Mais, déterminée en plus d’être douée,
Kelis connaissait déjà, du haut de ses 20 ans, une
notoriété à faire des jaloux (et des jalouses
comme moi, car elle connaît les Neptunes, la veinarde). Si
quelques-uns l’avaient remarquée à ses débuts
pour ses tenues excentriques voire, selon certains, de mauvais goût,
d’autres l’avaient repérée pour sa voix d’or et ses
qualités d’artiste. Prise en charge et, soit dit en passant,
probablement dévergondée par les Neptunes, auteurs
et compositeurs de Kaleïdoscope (2000), son premier album,
Kelis a commencé par jouer le rôle de la fille en colère
contre les hommes. Et ça lui allait bien.
Un an plus tard, soit parce qu’elle s’est libérée
de l’emprise des Neptunes, soit parce que ses nouveaux producteurs
l’ont domptée, ou bien simplement parce qu’elle a grandi,
la belle revient avec Wanderland, un album beaucoup plus posé
qui lui va finalement tout aussi bien que le précédent.
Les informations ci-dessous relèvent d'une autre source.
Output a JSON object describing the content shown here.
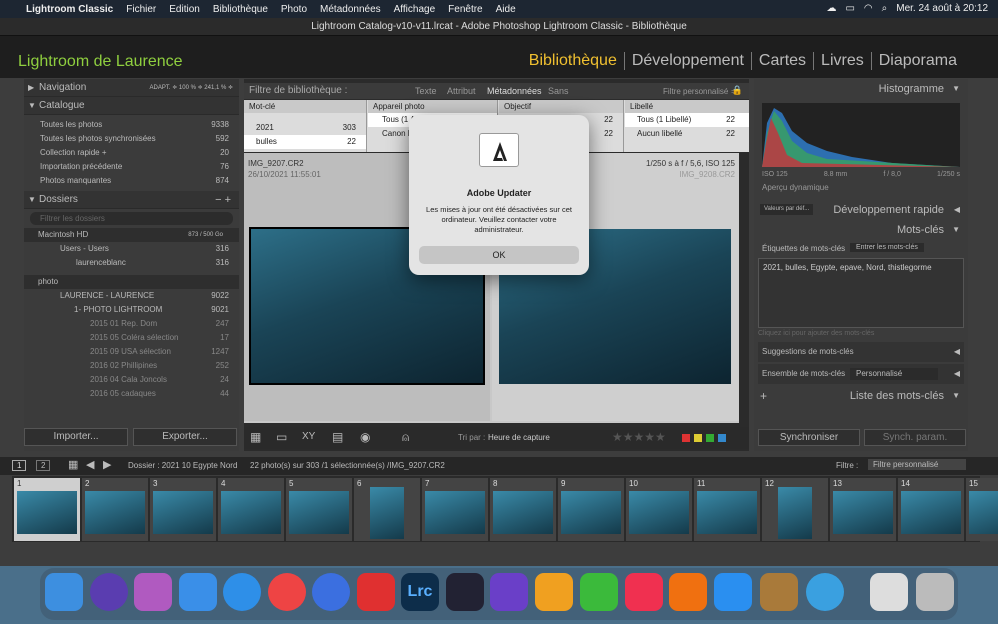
{
  "menubar": {
    "app": "Lightroom Classic",
    "items": [
      "Fichier",
      "Edition",
      "Bibliothèque",
      "Photo",
      "Métadonnées",
      "Affichage",
      "Fenêtre",
      "Aide"
    ],
    "clock": "Mer. 24 août à 20:12"
  },
  "window_title": "Lightroom Catalog-v10-v11.lrcat - Adobe Photoshop Lightroom Classic - Bibliothèque",
  "identity": "Lightroom de Laurence",
  "modules": [
    "Bibliothèque",
    "Développement",
    "Cartes",
    "Livres",
    "Diaporama"
  ],
  "left": {
    "navigation": {
      "label": "Navigation",
      "options": "ADAPT. ≑  100 %  ≑  241,1 % ≑"
    },
    "catalogue": {
      "label": "Catalogue",
      "items": [
        {
          "label": "Toutes les photos",
          "count": "9338"
        },
        {
          "label": "Toutes les photos synchronisées",
          "count": "592"
        },
        {
          "label": "Collection rapide +",
          "count": "20"
        },
        {
          "label": "Importation précédente",
          "count": "76"
        },
        {
          "label": "Photos manquantes",
          "count": "874"
        }
      ]
    },
    "dossiers": {
      "label": "Dossiers",
      "filter_placeholder": "Filtrer les dossiers",
      "volume1": {
        "name": "Macintosh HD",
        "size": "873 / 500 Go"
      },
      "items1": [
        {
          "label": "Users - Users",
          "count": "316"
        },
        {
          "label": "laurenceblanc",
          "count": "316"
        }
      ],
      "volume2": {
        "name": "photo"
      },
      "items2": [
        {
          "label": "LAURENCE - LAURENCE",
          "count": "9022"
        },
        {
          "label": "1- PHOTO LIGHTROOM",
          "count": "9021"
        },
        {
          "label": "2015 01 Rep. Dom",
          "count": "247"
        },
        {
          "label": "2015 05 Coléra sélection",
          "count": "17"
        },
        {
          "label": "2015 09 USA sélection",
          "count": "1247"
        },
        {
          "label": "2016 02 Phillipines",
          "count": "252"
        },
        {
          "label": "2016 04 Cala Joncols",
          "count": "24"
        },
        {
          "label": "2016 05 cadaques",
          "count": "44"
        }
      ]
    },
    "import_btn": "Importer...",
    "export_btn": "Exporter..."
  },
  "filterbar": {
    "title": "Filtre de bibliothèque :",
    "tabs": [
      "Texte",
      "Attribut",
      "Métadonnées",
      "Sans"
    ],
    "custom": "Filtre personnalisé ≑"
  },
  "metatable": {
    "cols": [
      {
        "header": "Mot-clé",
        "rows": [
          {
            "v": "2021",
            "c": "303"
          },
          {
            "v": "bulles",
            "c": "22"
          }
        ]
      },
      {
        "header": "Appareil photo",
        "rows": [
          {
            "v": "Tous (1 A...",
            "c": ""
          },
          {
            "v": "Canon R...",
            "c": ""
          }
        ]
      },
      {
        "header": "Objectif",
        "rows": [
          {
            "v": "",
            "c": "22"
          },
          {
            "v": "",
            "c": "22"
          }
        ]
      },
      {
        "header": "Libellé",
        "rows": [
          {
            "v": "Tous (1 Libellé)",
            "c": "22"
          },
          {
            "v": "Aucun libellé",
            "c": "22"
          }
        ]
      }
    ]
  },
  "cells": [
    {
      "name": "IMG_9207.CR2",
      "date": "26/10/2021 11:55:01",
      "exif": ""
    },
    {
      "name": "IMG_9208.CR2",
      "date": "",
      "exif": "1/250 s à f / 5,6, ISO 125"
    }
  ],
  "toolbar": {
    "sort_label": "Tri par :",
    "sort_value": "Capture time",
    "sort_value_fr": "Heure de capture"
  },
  "right": {
    "histogram": "Histogramme",
    "hist_info": [
      "ISO 125",
      "8.8 mm",
      "f / 8,0",
      "1/250 s"
    ],
    "apercu": "Aperçu dynamique",
    "quick_dev": "Développement rapide",
    "quick_preset": "Valeurs par déf...",
    "keywords": "Mots-clés",
    "kw_tags_label": "Étiquettes de mots-clés",
    "kw_tags_mode": "Entrer les mots-clés",
    "kw_tags": "2021, bulles, Egypte, epave, Nord, thistlegorme",
    "kw_add": "Cliquez ici pour ajouter des mots-clés",
    "kw_suggest": "Suggestions de mots-clés",
    "kw_set_label": "Ensemble de mots-clés",
    "kw_set_value": "Personnalisé",
    "kw_list": "Liste des mots-clés",
    "sync": "Synchroniser",
    "sync_params": "Synch. param."
  },
  "filmhead": {
    "pages": [
      "1",
      "2"
    ],
    "folder": "Dossier : 2021 10 Egypte Nord",
    "count": "22 photo(s) sur 303 /1 sélectionnée(s) /IMG_9207.CR2",
    "filter_label": "Filtre :",
    "filter_value": "Filtre personnalisé"
  },
  "film_numbers": [
    "1",
    "2",
    "3",
    "4",
    "5",
    "6",
    "7",
    "8",
    "9",
    "10",
    "11",
    "12",
    "13",
    "14",
    "15"
  ],
  "dialog": {
    "title": "Adobe Updater",
    "message": "Les mises à jour ont été désactivées sur cet ordinateur. Veuillez contacter votre administrateur.",
    "ok": "OK"
  }
}
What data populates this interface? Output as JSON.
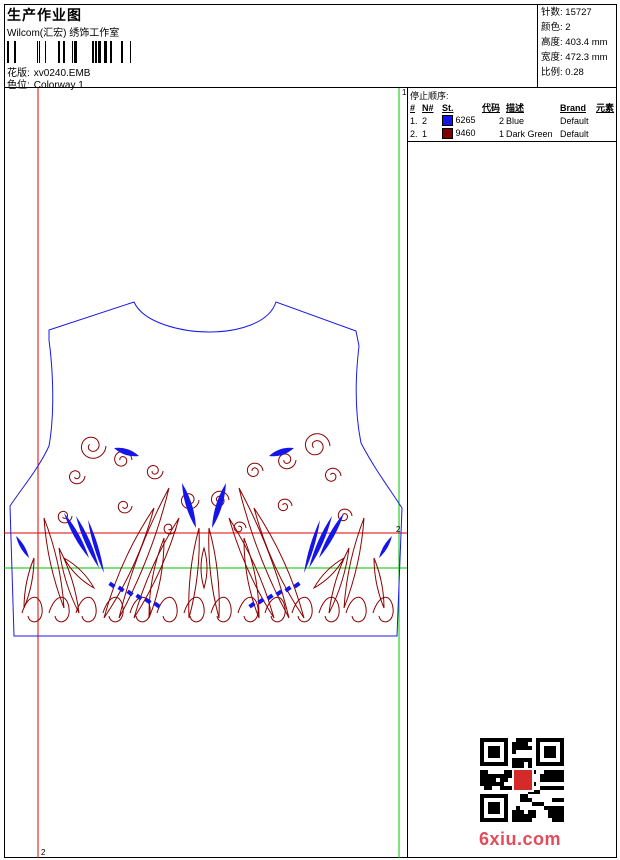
{
  "header": {
    "title": "生产作业图",
    "company": "Wilcom(汇宏) 绣饰工作室",
    "design_label": "花版:",
    "design_value": "xv0240.EMB",
    "colorway_label": "色位:",
    "colorway_value": "Colorway 1"
  },
  "stats": [
    {
      "label": "针数:",
      "value": "15727"
    },
    {
      "label": "颜色:",
      "value": "2"
    },
    {
      "label": "高度:",
      "value": "403.4 mm"
    },
    {
      "label": "宽度:",
      "value": "472.3 mm"
    },
    {
      "label": "比例:",
      "value": "0.28"
    }
  ],
  "stop_order": {
    "title": "停止顺序:",
    "columns": [
      "#",
      "N#",
      "St.",
      "代码",
      "描述",
      "Brand",
      "元素"
    ],
    "rows": [
      {
        "num": "1.",
        "n": "2",
        "code": "6265",
        "st": "2",
        "desc": "Blue",
        "brand": "Default",
        "color": "#1515e8"
      },
      {
        "num": "2.",
        "n": "1",
        "code": "9460",
        "st": "1",
        "desc": "Dark Green",
        "brand": "Default",
        "color": "#800000"
      }
    ]
  },
  "markers": {
    "top_right": "1",
    "mid_right": "2",
    "bottom_left": "2"
  },
  "watermark": "6xiu.com",
  "qr_seal": "壹吉印"
}
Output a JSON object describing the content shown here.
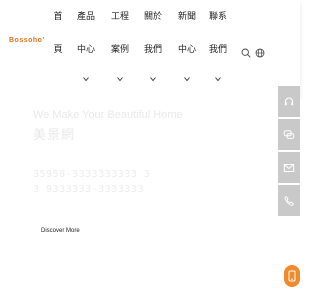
{
  "brand": {
    "logo_text": "Bossoho'",
    "accent_color": "#e8731a"
  },
  "nav": {
    "items": [
      {
        "line1": "首",
        "line2": "頁",
        "has_dropdown": false
      },
      {
        "line1": "產品",
        "line2": "中心",
        "has_dropdown": true
      },
      {
        "line1": "工程",
        "line2": "案例",
        "has_dropdown": true
      },
      {
        "line1": "關於",
        "line2": "我們",
        "has_dropdown": true
      },
      {
        "line1": "新聞",
        "line2": "中心",
        "has_dropdown": true
      },
      {
        "line1": "聯系",
        "line2": "我們",
        "has_dropdown": true
      }
    ],
    "search_icon": "search-icon",
    "language_icon": "globe-icon"
  },
  "hero": {
    "tagline": "We Make Your Beautiful Home",
    "title": "美景網",
    "description": "35958-3333333333 3 3 9333333-3333333",
    "cta_label": "Discover More"
  },
  "side_toolbar": {
    "button_color": "#c9c9c9",
    "buttons": [
      {
        "icon": "headset-icon"
      },
      {
        "icon": "chat-icon"
      },
      {
        "icon": "mail-icon"
      },
      {
        "icon": "phone-icon"
      }
    ]
  },
  "floating_button": {
    "icon": "phone-icon",
    "color": "#f08a2c"
  }
}
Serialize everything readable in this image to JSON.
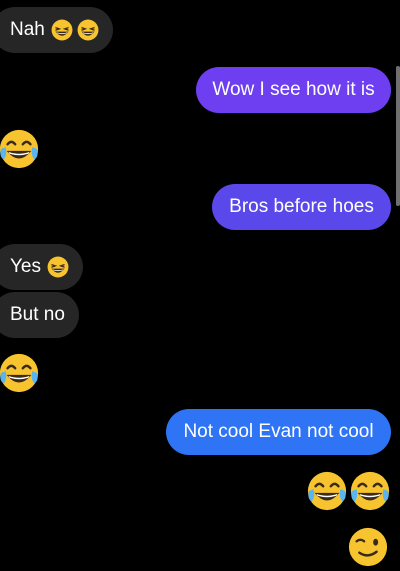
{
  "messages": [
    {
      "side": "incoming",
      "text": "Nah",
      "emojis": [
        "grin-squint",
        "grin-squint"
      ]
    },
    {
      "side": "outgoing",
      "text": "Wow I see how it is"
    },
    {
      "side": "incoming",
      "emoji_only": [
        "joy"
      ]
    },
    {
      "side": "outgoing",
      "text": "Bros before hoes"
    },
    {
      "side": "incoming",
      "text": "Yes",
      "emojis": [
        "grin-squint"
      ]
    },
    {
      "side": "incoming",
      "text": "But no"
    },
    {
      "side": "incoming",
      "emoji_only": [
        "joy"
      ]
    },
    {
      "side": "outgoing",
      "text": "Not cool Evan not cool"
    },
    {
      "side": "outgoing",
      "emoji_only": [
        "joy",
        "joy"
      ]
    },
    {
      "side": "outgoing",
      "emoji_only": [
        "wink"
      ]
    }
  ],
  "colors": {
    "background": "#000000",
    "incoming_bubble": "#262626",
    "outgoing_bubble_purple": "#6d3ff0",
    "outgoing_bubble_violet": "#5a48ea",
    "outgoing_bubble_blue": "#2f74f5",
    "text": "#ffffff"
  }
}
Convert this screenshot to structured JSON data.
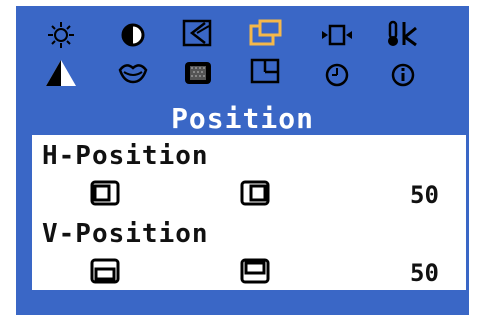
{
  "osd": {
    "background_color": "#3a67c6",
    "selected_color": "#f5b84a",
    "menu_title": "Position",
    "top_icons_row1": [
      "brightness-icon",
      "contrast-icon",
      "auto-adjust-icon",
      "position-icon",
      "zoom-icon",
      "temperature-icon"
    ],
    "top_icons_row2": [
      "sharpness-icon",
      "face-icon",
      "color-icon",
      "size-icon",
      "timer-icon",
      "info-icon"
    ],
    "selected_icon": "position-icon"
  },
  "settings": {
    "h_position": {
      "label": "H-Position",
      "value": "50",
      "decrease_icon": "h-position-left-icon",
      "increase_icon": "h-position-right-icon"
    },
    "v_position": {
      "label": "V-Position",
      "value": "50",
      "decrease_icon": "v-position-down-icon",
      "increase_icon": "v-position-up-icon"
    }
  }
}
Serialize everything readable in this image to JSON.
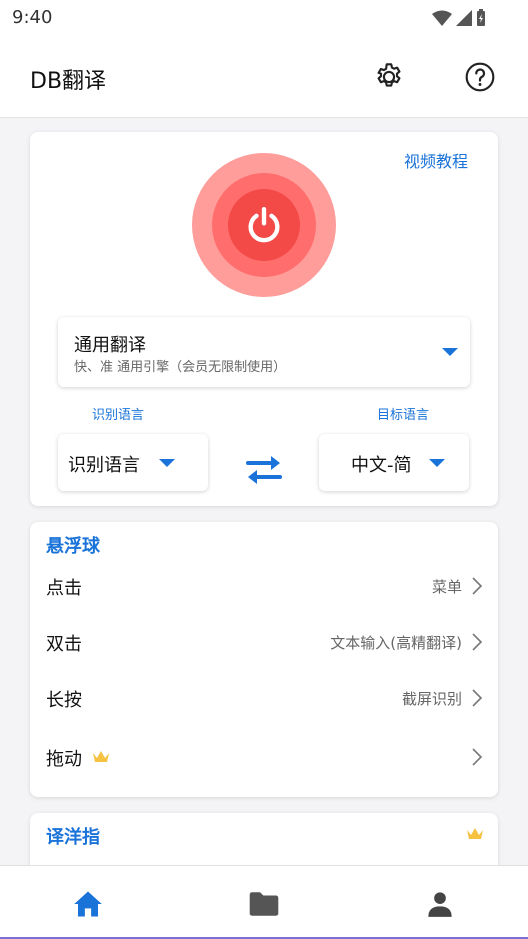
{
  "status": {
    "time": "9:40"
  },
  "app": {
    "title": "DB翻译"
  },
  "header": {
    "settings_icon": "gear-icon",
    "help_icon": "help-circle-icon"
  },
  "main": {
    "video_link": "视频教程",
    "power_icon": "power-icon",
    "power_color": "#f34a48",
    "engine": {
      "name": "通用翻译",
      "desc": "快、准 通用引擎（会员无限制使用）"
    },
    "source_label": "识别语言",
    "target_label": "目标语言",
    "source_value": "识别语言",
    "target_value": "中文-简",
    "swap_icon": "swap-arrows-icon"
  },
  "float_ball": {
    "title": "悬浮球",
    "rows": [
      {
        "label": "点击",
        "value": "菜单"
      },
      {
        "label": "双击",
        "value": "文本输入(高精翻译)"
      },
      {
        "label": "长按",
        "value": "截屏识别"
      },
      {
        "label": "拖动",
        "value": ""
      }
    ]
  },
  "yiyang": {
    "title": "译洋指"
  },
  "nav": {
    "items": [
      "home-icon",
      "folder-icon",
      "person-icon"
    ]
  },
  "colors": {
    "accent": "#1a73d9",
    "crown": "#f5c242"
  }
}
"Je suis plus à l’aise aujourd’hui, je me suis calmée"
affirme-t-elle. Fière d’être l’auteur de 80% de son
opus (contre seulement trois titres dans le précédent),
Kelis le qualifie de très personnel : "Même si
la terre entière devait détester mon album, je continuerai
à en être contente parce qu’il est tellement moi. Si
les gens ne l’apprécient pas alors ils ne m’apprécient
pas. Je prie quand même pour qu’ils l’aiment".
Avec un titre, qui ne pouvait être plus approprié
(d’une part parce que Kelis, vous l’avez bien compris, sonne un
peu comme Alice, et d’autre part parce que Wanderland, c’est quasiment
Wonderland, le pays des merveilles) Kelis veut qu’on la rejoigne
dans son pays à la fois sensuel et agité. "C’est
une montagne d’émotions. En fait, c’est moi qui vous dit
de rentrer dans mon monde".
Un peu plus sage, certains ne pourront s’empêcher de dire
qu’il est plus commercial, Wanderland est un album très agréable.
Et finalement peu importe s’il est commercial ou non car, comme
le dit si bien Kelis, la musique est faite pour être écoutée,
et pas forcément pour qu’on en parle. A vous de voir.